INTRODUCTION
La saturation actuelle de l'environnement publicitaire
provoque une prolifération de techniques publicitaires innovantes, qui
tendent à brouiller les frontières existant traditionnellement
entre les messages commerciaux à proprement parler, et le contenu
éditorial des supports dans lesquels ils apparaissent. Il peut s'agir de
publicités conçues de manière à ressembler aux
environnement éditoriaux dans lesquels elles sont placées, comme
les publi-reportages, ou « infomercials » (Fontaine 2002),
ou de programmes intégrant étroitement les marques à leur
contenu, que ce soit dans les jeux vidéo, les programmes
télévisés, films, chansons ou même oeuvres d'arts.
Cette association entre produits griffés et création
audiovisuelle ou musicale a été baptisée placement de
produits, de l'anglais « product placement ».
De part ses caractéristiques originales, une telle
technique, qu'un oeil avisé peut aisément détecter dans la
plupart des oeuvres cinématographiques, constitue un pas vers un nouveau
paysage de la communication publicitaire. En effet, longtemps
considéré comme une technique de communication alternative
plutôt marginale, le placement de produits est en train, petit à
petit, de se banaliser, tirant pleinement profit de la saturation des canaux de
communication traditionnels.
Aujourd'hui, chaque individu sur la planète
ingurgiterait en moyenne plus de 3000 messages commerciaux chaque jour (Lehu
2005), tous médias confondus. Un déferlement qui frise bien
souvent l'overdose aux yeux du consommateur, et le rend de moins en moins
perméable à ce flot de stimuli publicitaires. Pour éviter
de voir leurs campagnes, au demeurant fort coûteuses, se noyer dans le
flot des écrans publicitaires, les annonceurs privilégient donc
désormais les chemins de traverse, ou bien l'association de ces derniers
à des chemins plus classiques, afin de s'assurer une multiplication des
audiences tout en étant présent sur tous les fronts.

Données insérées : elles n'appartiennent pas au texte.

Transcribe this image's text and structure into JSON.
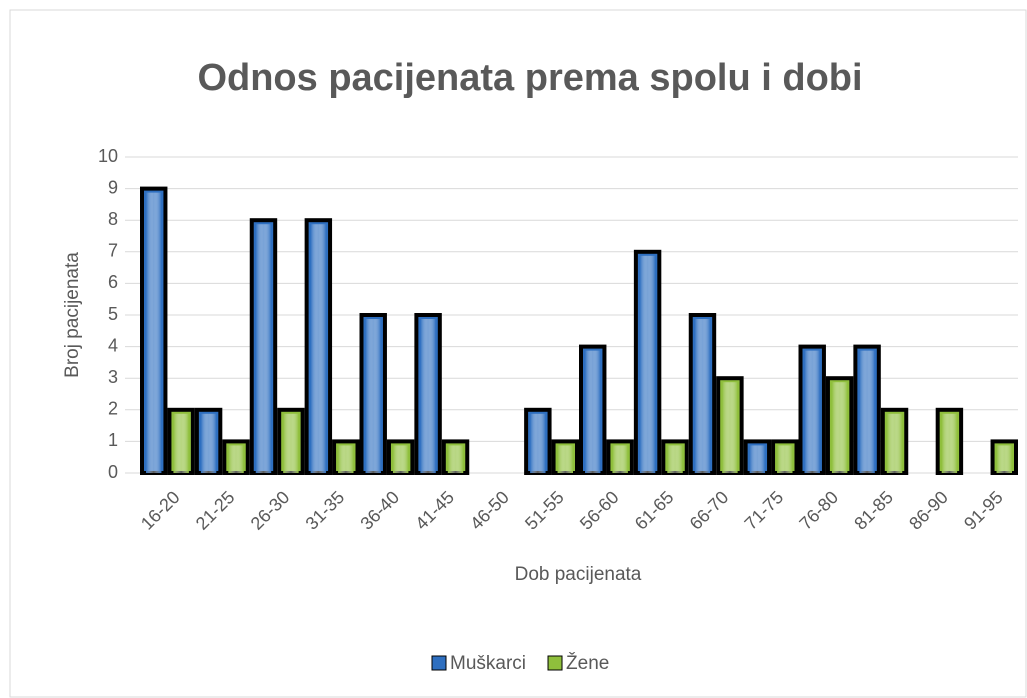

Si le placement de produits commence à se
développer un peu partout en Europe, et notamment en France, ce sont les
Etats-Unis qui ont montré la voie depuis de nombreuses années et
en ont fait aujourd'hui un véritable marché parallèle,
voire superposé, à celui du cinéma. Le
phénomène est si prononcé qu'on peut se demander parfois
si ce ne sont pas les marques qui dictent le scénario, comme dans un des
derniers épisodes de James Bond, Die Another Day (2002),
où ce sont pas moins d'une trentaine de produits griffés qui
défilent ostensiblement à l'écran. Rares sont les films
américains aujourd'hui qui n'inscrivent dans leur
générique la liste des partenaires faisant leur apparition dans
une scène du film.
L'engouement des fabricants pour le placement de produits dans
des oeuvres cinématographiques n'est évidemment pas dû au
hasard. La technique a tout pour plaire aux annonceurs. En premier lieu, elle
leur permet de sortir des artères embouteillées de la
publicité classique. Ensuite, cela leur offre l'opportunité de
communiquer dans un environnement nettement plus propice, le grand écran
mettant la marque en valeur sous les yeux d'un consommateur captif. C'est ce
que l'on appellera un message hybride, soit une publicité qui n'a pas
l'air d'en être et qui bénéficie du capital sympathie des
acteurs.
Comment les marques en sont venues à utiliser ce
procédé, et pour quelles raisons ? Sait-on si la technique est
véritablement efficace en termes de mémorisation de la marque
placée et de changement d'attitude ? Quels peuvent être les
facteurs influençant les effets du placement de produits ?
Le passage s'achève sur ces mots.